The U.S. Agency for Healthcare Research and Quality (AHRQ) said reductions in hospital-acquired conditions (HACs) have helped to prevent more than 20,000 hospital deaths between 2014 and 2017, and have shaved $7.7 billion from hospital spending over the same term. AHRQ said HACs were reduced by more than 900,000 in that time, and that the rate of such events fell from about 99 to 86 per 1,000 acute-care episodes. The target reduction for federal government hospital safety programs is to cut the incidence of HACs by 20 percent between 2014 and 2019, and that the achievement of that objective would mean 1.8 million fewer HACs, 53,000 fewer deaths, and savings in excess of $19 billion.
Health Canada said the launch of its medical device regulatory e-learning tool is an interactive platform that provides targeted guidance for device makers while drafting their premarket submissions. The agency said the tool provides a comprehensive and organized source of regulatory information for a variety of stakeholders, including consultants and academia, and that the availability of the tool may help improve the quality of premarket filings.
Japan's Pharmaceutical and Medical Devices Agency said it had approved a number of medical devices between April and September 2018, including the Lutonix drug-coated balloon for the femoropopliteal arteries, which required 222 days overall and 90 days of agency time. Medicon Inc., a subsidiary of Lutonix, was the listed sponsor of the device. Among the other devices and diagnostics approved in that time are the Oncomine Dx test by Life Technologies Japan Ltd. and the Mobi C artificial cervical disc by Zimmer Biomet Inc. subsidiary Zimmer Biomet G.K. Medtronic's Sofamor Danek subsidiary received a regulatory nod for the Prestige LP cervical disc system, while Coviden and Boston Scientific also won approvals, the former for the Cool-Tip radiofrequency ablation catheter for soft organ coagulation, and the latter for the RFA radiofrequency ablation catheter, likewise for soft organ coagulation.
The International Medical Device Regulators Forum (IMDRF)posted the final edition of the assembly and technical guide for table of contents (ToC) submissions, dated Jan. 24, 2019, but not posted until March 20. The IMDRF noted that device makers interested in regulatory filings in multiple jurisdictions may choose to develop a copy of the ToC for a product in a manner that is regulator-agnostic, then adapting the device-specific template for each regulatory region of interest.
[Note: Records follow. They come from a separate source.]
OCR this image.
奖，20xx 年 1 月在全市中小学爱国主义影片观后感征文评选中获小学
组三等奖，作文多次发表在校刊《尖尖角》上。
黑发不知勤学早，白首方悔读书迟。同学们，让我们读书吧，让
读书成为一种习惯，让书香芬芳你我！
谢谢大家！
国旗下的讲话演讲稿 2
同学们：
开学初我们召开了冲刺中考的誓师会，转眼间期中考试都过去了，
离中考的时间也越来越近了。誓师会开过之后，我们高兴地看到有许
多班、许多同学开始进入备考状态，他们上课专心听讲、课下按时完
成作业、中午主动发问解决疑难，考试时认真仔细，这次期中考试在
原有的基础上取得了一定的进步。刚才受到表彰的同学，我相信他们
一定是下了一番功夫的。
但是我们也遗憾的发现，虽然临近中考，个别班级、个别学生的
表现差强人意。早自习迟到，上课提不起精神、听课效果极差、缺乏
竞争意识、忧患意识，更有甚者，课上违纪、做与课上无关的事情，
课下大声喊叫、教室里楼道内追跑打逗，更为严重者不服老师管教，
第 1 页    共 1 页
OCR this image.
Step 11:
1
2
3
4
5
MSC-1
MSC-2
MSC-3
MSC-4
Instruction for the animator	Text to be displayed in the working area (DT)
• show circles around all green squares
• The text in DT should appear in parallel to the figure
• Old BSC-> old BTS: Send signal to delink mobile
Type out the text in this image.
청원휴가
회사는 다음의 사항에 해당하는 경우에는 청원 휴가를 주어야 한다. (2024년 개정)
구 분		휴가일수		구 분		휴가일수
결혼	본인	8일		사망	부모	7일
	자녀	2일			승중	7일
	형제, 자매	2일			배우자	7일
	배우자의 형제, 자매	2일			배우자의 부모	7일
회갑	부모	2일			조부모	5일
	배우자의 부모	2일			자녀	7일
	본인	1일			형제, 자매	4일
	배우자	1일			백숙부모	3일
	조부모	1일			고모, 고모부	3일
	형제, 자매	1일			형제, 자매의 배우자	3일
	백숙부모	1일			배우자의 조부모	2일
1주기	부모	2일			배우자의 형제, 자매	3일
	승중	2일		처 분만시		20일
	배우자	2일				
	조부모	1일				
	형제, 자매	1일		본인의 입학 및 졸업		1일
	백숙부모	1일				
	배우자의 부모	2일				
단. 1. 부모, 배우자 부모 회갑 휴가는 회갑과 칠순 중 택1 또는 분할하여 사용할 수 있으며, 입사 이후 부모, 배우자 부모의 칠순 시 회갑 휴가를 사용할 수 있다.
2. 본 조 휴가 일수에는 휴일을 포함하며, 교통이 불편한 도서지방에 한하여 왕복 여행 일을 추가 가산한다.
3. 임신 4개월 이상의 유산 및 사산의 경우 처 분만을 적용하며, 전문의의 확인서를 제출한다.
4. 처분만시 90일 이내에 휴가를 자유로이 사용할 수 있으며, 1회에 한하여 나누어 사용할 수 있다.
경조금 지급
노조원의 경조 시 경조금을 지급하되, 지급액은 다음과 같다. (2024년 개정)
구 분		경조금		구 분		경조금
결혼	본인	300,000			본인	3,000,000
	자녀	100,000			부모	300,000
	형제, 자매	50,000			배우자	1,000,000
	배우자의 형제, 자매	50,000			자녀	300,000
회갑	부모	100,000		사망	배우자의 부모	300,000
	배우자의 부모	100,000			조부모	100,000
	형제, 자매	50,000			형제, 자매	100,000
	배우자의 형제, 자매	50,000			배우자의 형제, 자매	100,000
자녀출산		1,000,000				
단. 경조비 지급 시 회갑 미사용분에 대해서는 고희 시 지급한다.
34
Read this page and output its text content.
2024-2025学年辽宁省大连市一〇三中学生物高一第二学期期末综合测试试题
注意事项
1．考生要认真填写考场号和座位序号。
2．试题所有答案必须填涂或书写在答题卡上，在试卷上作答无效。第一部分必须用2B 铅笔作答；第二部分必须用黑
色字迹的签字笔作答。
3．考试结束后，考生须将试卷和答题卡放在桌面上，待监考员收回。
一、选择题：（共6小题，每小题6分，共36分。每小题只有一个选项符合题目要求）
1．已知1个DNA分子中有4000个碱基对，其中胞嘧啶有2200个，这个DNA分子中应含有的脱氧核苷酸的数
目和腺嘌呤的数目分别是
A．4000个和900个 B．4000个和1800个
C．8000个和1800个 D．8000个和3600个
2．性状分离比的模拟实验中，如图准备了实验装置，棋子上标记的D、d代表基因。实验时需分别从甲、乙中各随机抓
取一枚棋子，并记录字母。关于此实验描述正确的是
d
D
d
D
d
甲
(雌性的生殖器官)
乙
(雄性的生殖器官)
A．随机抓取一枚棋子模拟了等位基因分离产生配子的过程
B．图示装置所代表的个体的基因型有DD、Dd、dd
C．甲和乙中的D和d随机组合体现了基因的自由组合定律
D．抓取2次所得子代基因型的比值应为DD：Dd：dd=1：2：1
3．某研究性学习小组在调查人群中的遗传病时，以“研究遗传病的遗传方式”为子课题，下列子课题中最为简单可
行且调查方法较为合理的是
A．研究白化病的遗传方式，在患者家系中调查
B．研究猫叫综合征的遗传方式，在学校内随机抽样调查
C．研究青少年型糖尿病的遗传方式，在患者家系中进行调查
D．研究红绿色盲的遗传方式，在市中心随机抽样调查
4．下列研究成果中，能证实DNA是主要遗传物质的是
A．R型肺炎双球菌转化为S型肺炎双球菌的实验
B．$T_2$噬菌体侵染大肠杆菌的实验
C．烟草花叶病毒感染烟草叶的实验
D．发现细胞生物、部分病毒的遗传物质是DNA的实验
The group noted that the PDF file type is the preferred file format, although some agencies will take applications in other formats, such as word processing and spreadsheet file types.
Sientra Inc., of Santa Barbara, Calif., said in a March 20 statement that it intends to respond within 15 days to the U.S. FDA warning letter for the company's Section 522 studies for breast implants. Sientra said it had employed a number of methods for encouraging study retention, and that the company will continue "to work collaboratively with the FDA for a prompt resolution" to the problems seen in loss to follow-up. The statement noted that Sientra will discuss the problems in the March 25-26 advisory committee hearing.